Seeing that, Mom sighed and turned to face me directly. “Okay, let me be direct then: I’m not blind.” I blinked, taken aback. “I know you’ve been feeling… some type of way over the past couple of weeks – and last week especially. Insecure where you weren’t before. Awkward, hesitant, quickly annoyed, quieter than usual.”
I shuffled subconsciously, scuffing the ground with my feet. I wasn’t that bad, was I?
Mom continued. “Honestly, I had expected this to come sooner. Had been warned that it would come sooner. And so, when it didn’t, I had secretly hoped that it would never come – to the point I might’ve ignored signs I shouldn’t.” She shook her head. My heart was beating inside my throat.
“That was stupid of me. Arrogant, even. And though I did try, I really should have gotten ahead of it more than I actually did,” she said. “I know I can’t really help you figure yourself out, or your place in the world, or how you should fit into this family you’ve suddenly found yourself a part of…”
I saw her swallow a lump in her throat, and I did much the same, painful as it might be. I was shaking for some reason, nervous and feeling simultaneously hot and cold. It wasn’t from fear, that much I could tell at least. But what it actually was, I didn't know.
“I just want you to know that-” she swallowed again, “-that no matter what happens, no matter who you decide to be, or how different you are from your-your previous self, and no matter your lack of memories; you’ll always, always be my daughter, and I will always, always love you.” She sniffed. “And I hope, desperately, you feel the same.”
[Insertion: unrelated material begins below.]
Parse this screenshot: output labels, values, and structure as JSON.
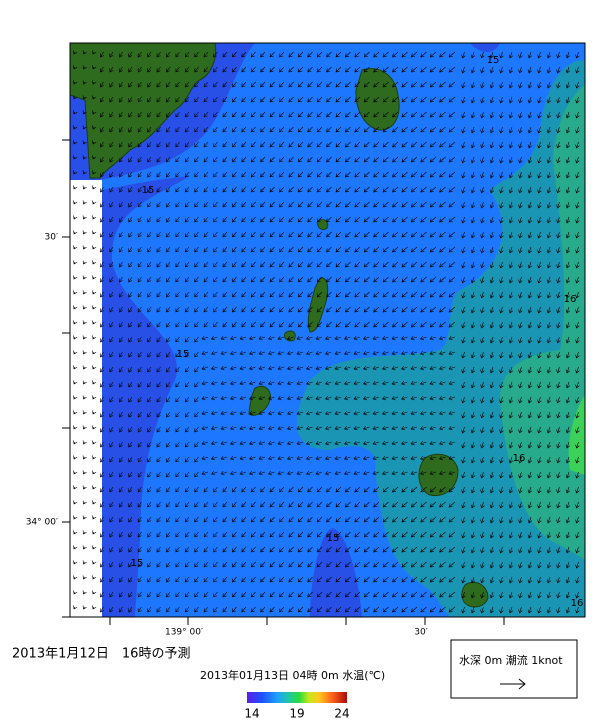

The lump in my throat became unbearable and wouldn’t go away no matter how much I wished I could swallow it. From stinging eyes, I felt tears roll down my cheeks; I’d begun crying, and I hadn’t even noticed it.
Mom hesitantly opened her arms and was about to say something, but I was already in her embrace before she could. She returned it, tight and warm and so full of love that the pain in my throat and eyes all but vanished. Yet despite that – or maybe because of it – my tears flowed freely, freer than before – as did my nose, but I’d rather not remember that.
Some part of me whispered I should feel guilt, or sadness, or even nothing at all because I wasn’t really her daughter. But in Mom’s embrace, and with Mom’s words replaying again and again in my head without need of the memcorder, all I felt was a sense of peace and belonging.